Des troubles du comportement sous-estimés
Ces effets, appelés troubles du contrôle des impulsions, sont encore trop souvent méconnus des patients et des médecins. Pourtant, ils peuvent avoir des conséquences dramatiques sur la vie sociale, familiale et financière des malades. L'ANSM rappelle que ces symptômes doivent être signalés rapidement pour adapter le traitement.
Les traitements concernés
Les agonistes dopaminergiques, comme le pramipexole ou le ropinirole, sont particulièrement visés. Ils agissent en imitant la dopamine dans le cerveau, mais peuvent entraîner une surexcitation des circuits de la récompense. D'autres médicaments, comme la lévodopa, sont moins associés à ces effets.
Recommandations de l'ANSM
- Informer les patients et leur entourage des risques avant la prescription.

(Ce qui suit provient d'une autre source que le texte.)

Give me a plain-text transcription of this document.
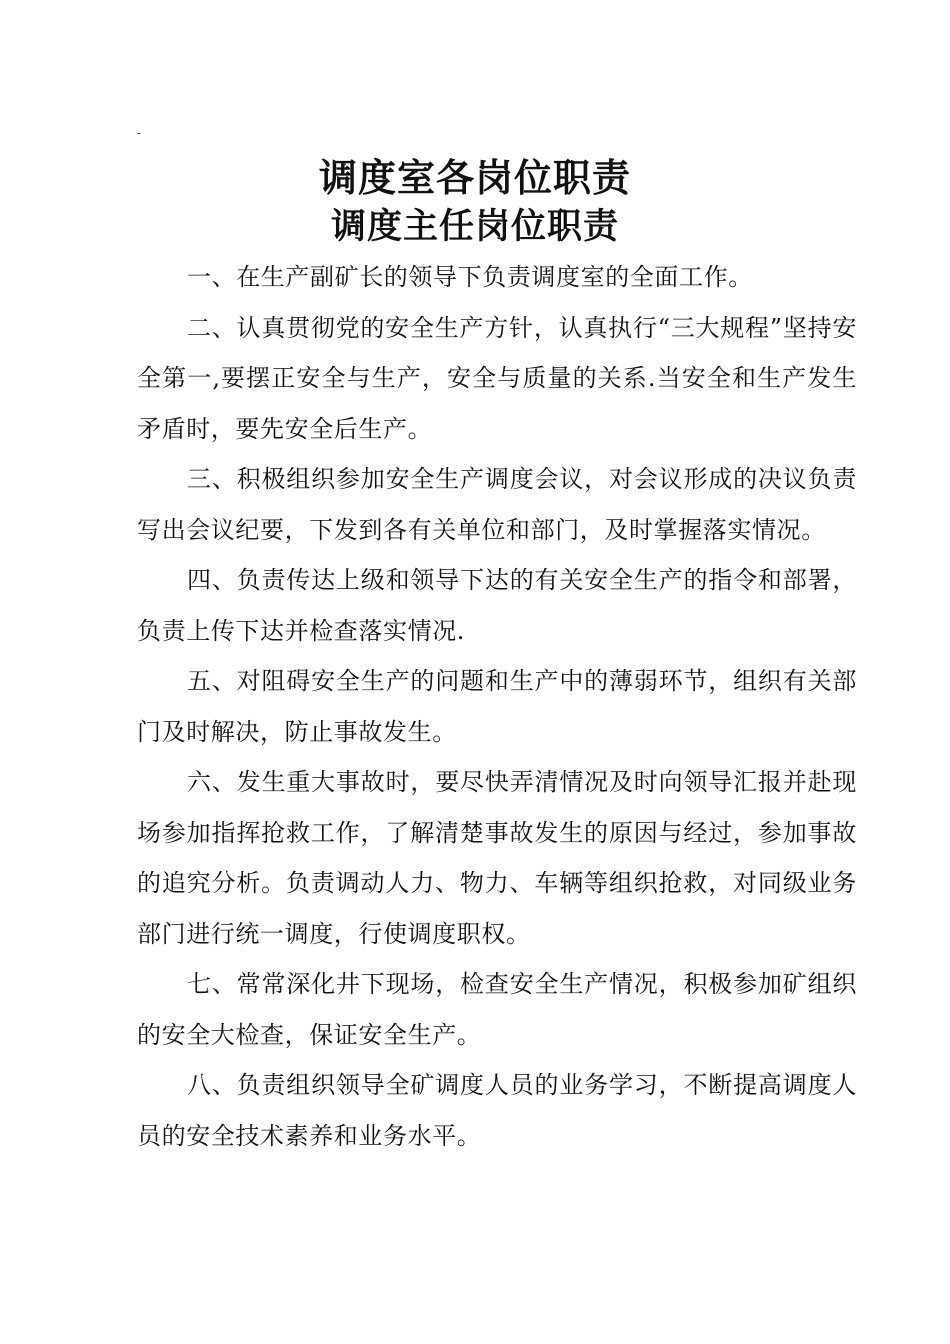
-
调度室各岗位职责
调度主任岗位职责

一、在生产副矿长的领导下负责调度室的全面工作。

二、认真贯彻党的安全生产方针，认真执行“三大规程”坚持安全第一,要摆正安全与生产，安全与质量的关系.当安全和生产发生矛盾时，要先安全后生产。

三、积极组织参加安全生产调度会议，对会议形成的决议负责写出会议纪要，下发到各有关单位和部门，及时掌握落实情况。

四、负责传达上级和领导下达的有关安全生产的指令和部署，负责上传下达并检查落实情况.

五、对阻碍安全生产的问题和生产中的薄弱环节，组织有关部门及时解决，防止事故发生。

六、发生重大事故时，要尽快弄清情况及时向领导汇报并赴现场参加指挥抢救工作，了解清楚事故发生的原因与经过，参加事故的追究分析。负责调动人力、物力、车辆等组织抢救，对同级业务部门进行统一调度，行使调度职权。

七、常常深化井下现场，检查安全生产情况，积极参加矿组织的安全大检查，保证安全生产。

八、负责组织领导全矿调度人员的业务学习，不断提高调度人员的安全技术素养和业务水平。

- Surveiller l'apparition de comportements anormaux.
- Adapter les doses ou changer de traitement en cas de symptômes.
L'agence insiste sur la nécessité de ne pas arrêter brutalement le traitement sans avis médical, car cela pourrait aggraver la maladie.
Des chiffres alarmants
Selon les données de pharmacovigilance, près de 10% des patients sous agonistes dopaminergiques développeraient un trouble du contrôle des impulsions. Ce chiffre pourrait être sous-estimé en raison d'une sous-déclaration.
Les associations de patients saluent cette alerte, mais demandent une meilleure information et un accompagnement psychologique pour les personnes touchées.